Die musikalische Protagonistenrolle dieses Abends wurde gewissermassen im Graben wahrgenommen. Gezackte Linien von Blechbläserfanfaren, grotesk grummelnde Fagottsoli, süsslich schmachtende Streicher, lärmmusikalisch dröhnende Tutti-Flächen: Der russische Dirigent Vladimir Fedoseyev und das gut disponierte Orchester liessen die collageartig aneinander geschnittenen Stilzitate wirkmächtig aufeinander prallen und bündelten die in der Partitur angelegten Kraftlinien. Ein besonderes Gewicht erhielten die Zwischenspiele, die - Personencharakteristiken und Kommentare - gleichsam zu Miniatursinfonien gerieten.

Die Musik Schostakowitschs geht ja direkt ins Blut, ist von dünnsauciger Moderne weit entfernt. Und bei aller handlungsbezogenen Emblematik erschöpft sie sich nicht in rein abschildernden Klangmalereien, sondern dringt vor zu starken Aussagen. Die Zwischenspiele vermöchten so auch im Konzertsaal für sich zu bestehen.

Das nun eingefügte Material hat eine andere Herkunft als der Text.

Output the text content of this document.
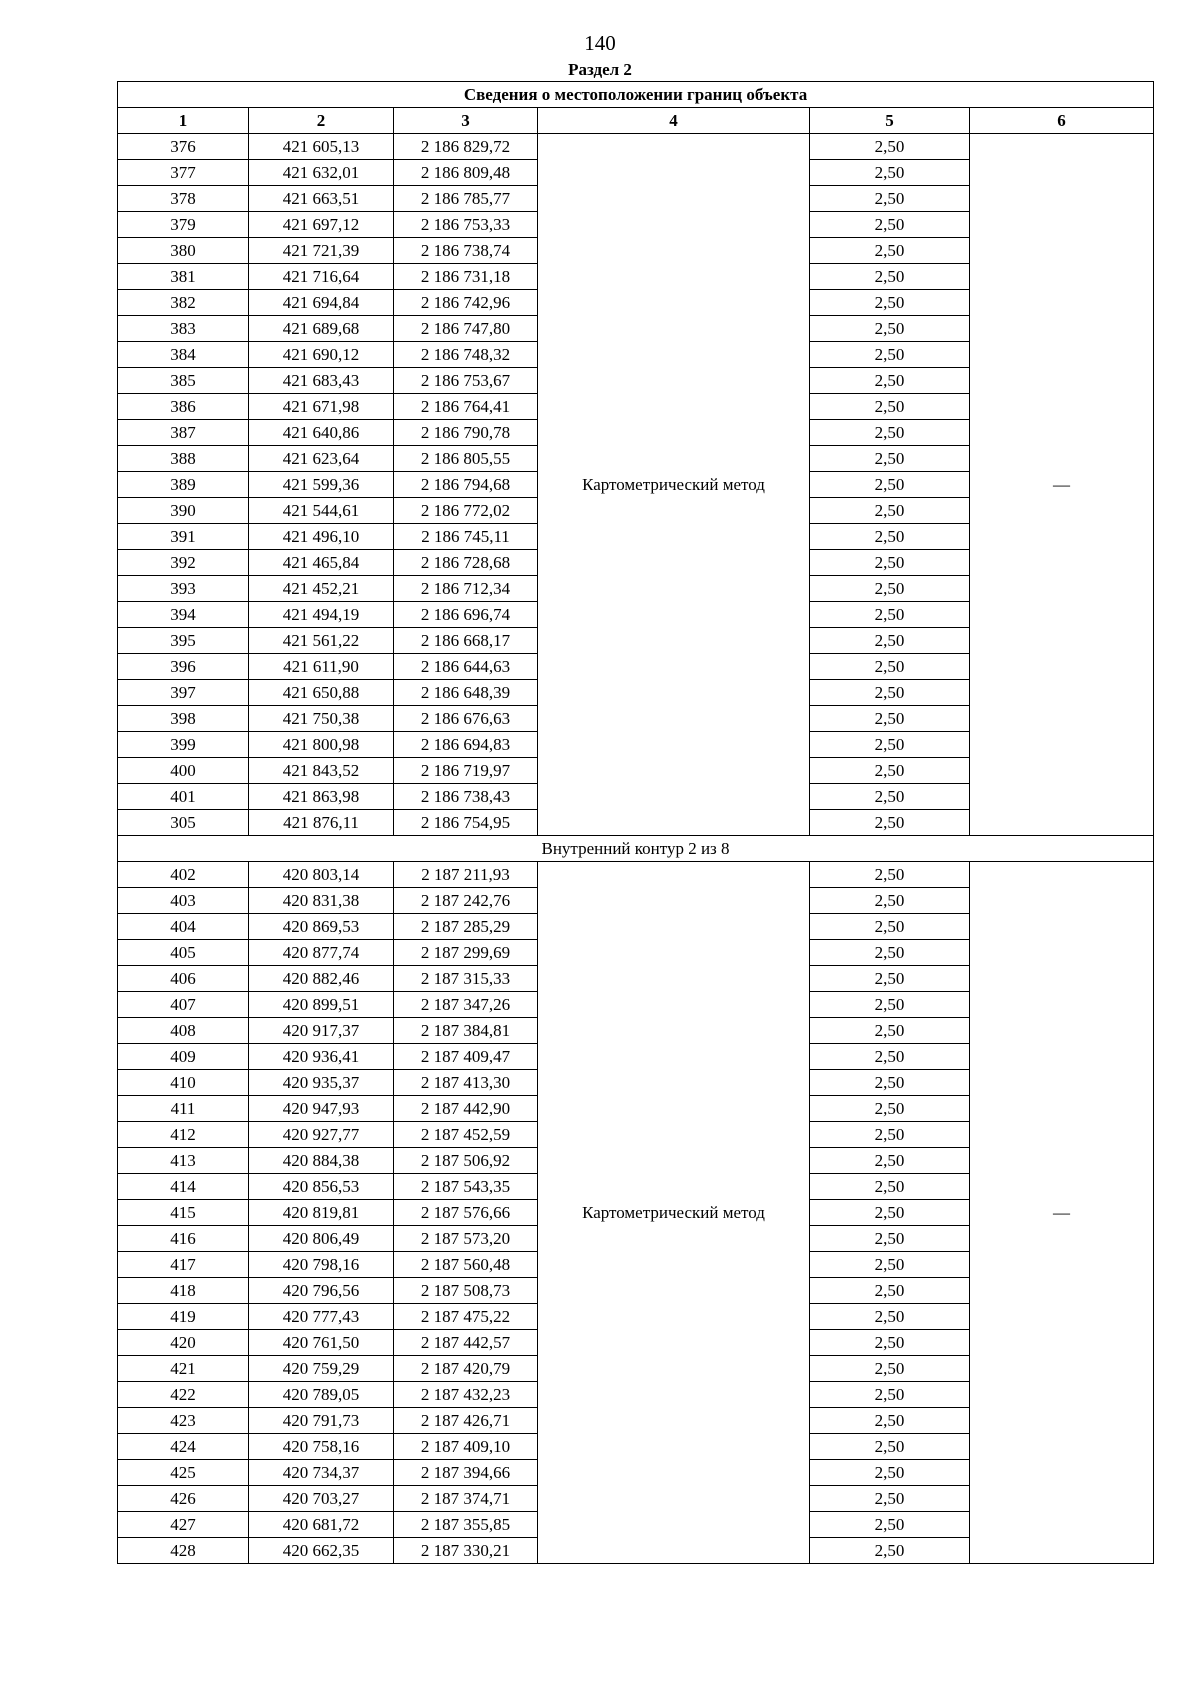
140
Раздел 2
Сведения о местоположении границ объекта					
1	2	3	4	5	6
376	421 605,13	2 186 829,72	Картометрический метод	2,50	—
377	421 632,01	2 186 809,48		2,50	
378	421 663,51	2 186 785,77		2,50	
379	421 697,12	2 186 753,33		2,50	
380	421 721,39	2 186 738,74		2,50	
381	421 716,64	2 186 731,18		2,50	
382	421 694,84	2 186 742,96		2,50	
383	421 689,68	2 186 747,80		2,50	
384	421 690,12	2 186 748,32		2,50	
385	421 683,43	2 186 753,67		2,50	
386	421 671,98	2 186 764,41		2,50	
387	421 640,86	2 186 790,78		2,50	
388	421 623,64	2 186 805,55		2,50	
389	421 599,36	2 186 794,68		2,50	
390	421 544,61	2 186 772,02		2,50	
391	421 496,10	2 186 745,11		2,50	
392	421 465,84	2 186 728,68		2,50	
393	421 452,21	2 186 712,34		2,50	
394	421 494,19	2 186 696,74		2,50	
395	421 561,22	2 186 668,17		2,50	
396	421 611,90	2 186 644,63		2,50	
397	421 650,88	2 186 648,39		2,50	
398	421 750,38	2 186 676,63		2,50	
399	421 800,98	2 186 694,83		2,50	
400	421 843,52	2 186 719,97		2,50	
401	421 863,98	2 186 738,43		2,50	
305	421 876,11	2 186 754,95		2,50	
Внутренний контур 2 из 8					
402	420 803,14	2 187 211,93	Картометрический метод	2,50	—
403	420 831,38	2 187 242,76		2,50	
404	420 869,53	2 187 285,29		2,50	
405	420 877,74	2 187 299,69		2,50	
406	420 882,46	2 187 315,33		2,50	
407	420 899,51	2 187 347,26		2,50	
408	420 917,37	2 187 384,81		2,50	
409	420 936,41	2 187 409,47		2,50	
410	420 935,37	2 187 413,30		2,50	
411	420 947,93	2 187 442,90		2,50	
412	420 927,77	2 187 452,59		2,50	
413	420 884,38	2 187 506,92		2,50	
414	420 856,53	2 187 543,35		2,50	
415	420 819,81	2 187 576,66		2,50	
416	420 806,49	2 187 573,20		2,50	
417	420 798,16	2 187 560,48		2,50	
418	420 796,56	2 187 508,73		2,50	
419	420 777,43	2 187 475,22		2,50	
420	420 761,50	2 187 442,57		2,50	
421	420 759,29	2 187 420,79		2,50	
422	420 789,05	2 187 432,23		2,50	
423	420 791,73	2 187 426,71		2,50	
424	420 758,16	2 187 409,10		2,50	
425	420 734,37	2 187 394,66		2,50	
426	420 703,27	2 187 374,71		2,50	
427	420 681,72	2 187 355,85		2,50	
428	420 662,35	2 187 330,21		2,50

Welche Fassung ist die richtige?

Die 1963 uraufgeführte und geglättetere «Katerina Ismailowa», die etwas humaner einherkommt, weniger einem Versimo-Schocker nahe ist? Oder besser gleich die in Wort und Ton drastischer intonierte 30 Jahre ältere «Lady Macbeth von Mzensk», unter anderem mit ausgeprägter Bettszene? Im Vorfeld der Premiere ist eine Diskussion darüber aufgekommen, weshalb denn das Opernhaus Zürich nicht die «Lady Macbeth» - bei der es sich im Kern um die gleiche Oper handelt - gewählt habe. Die Frage leitet umstandslos, und wie so oft im Falle von Schostakowitsch, auf ein vermintes Gelände. Schon sehr früh haben Modifizierungen eingesetzt. Und trotz der Zwänge unter einem totalitären Regime: Äusserungen des Komponisten zufolge könnte dieser seine «Katerina Ismailowa» aus der «Tauwetter»-Periode favorisiert haben. Freilich sollte Zürich jetzt eine der «Urfassungen» zur Diskussion stellen. Wie übrigens schon 1936 geschehen.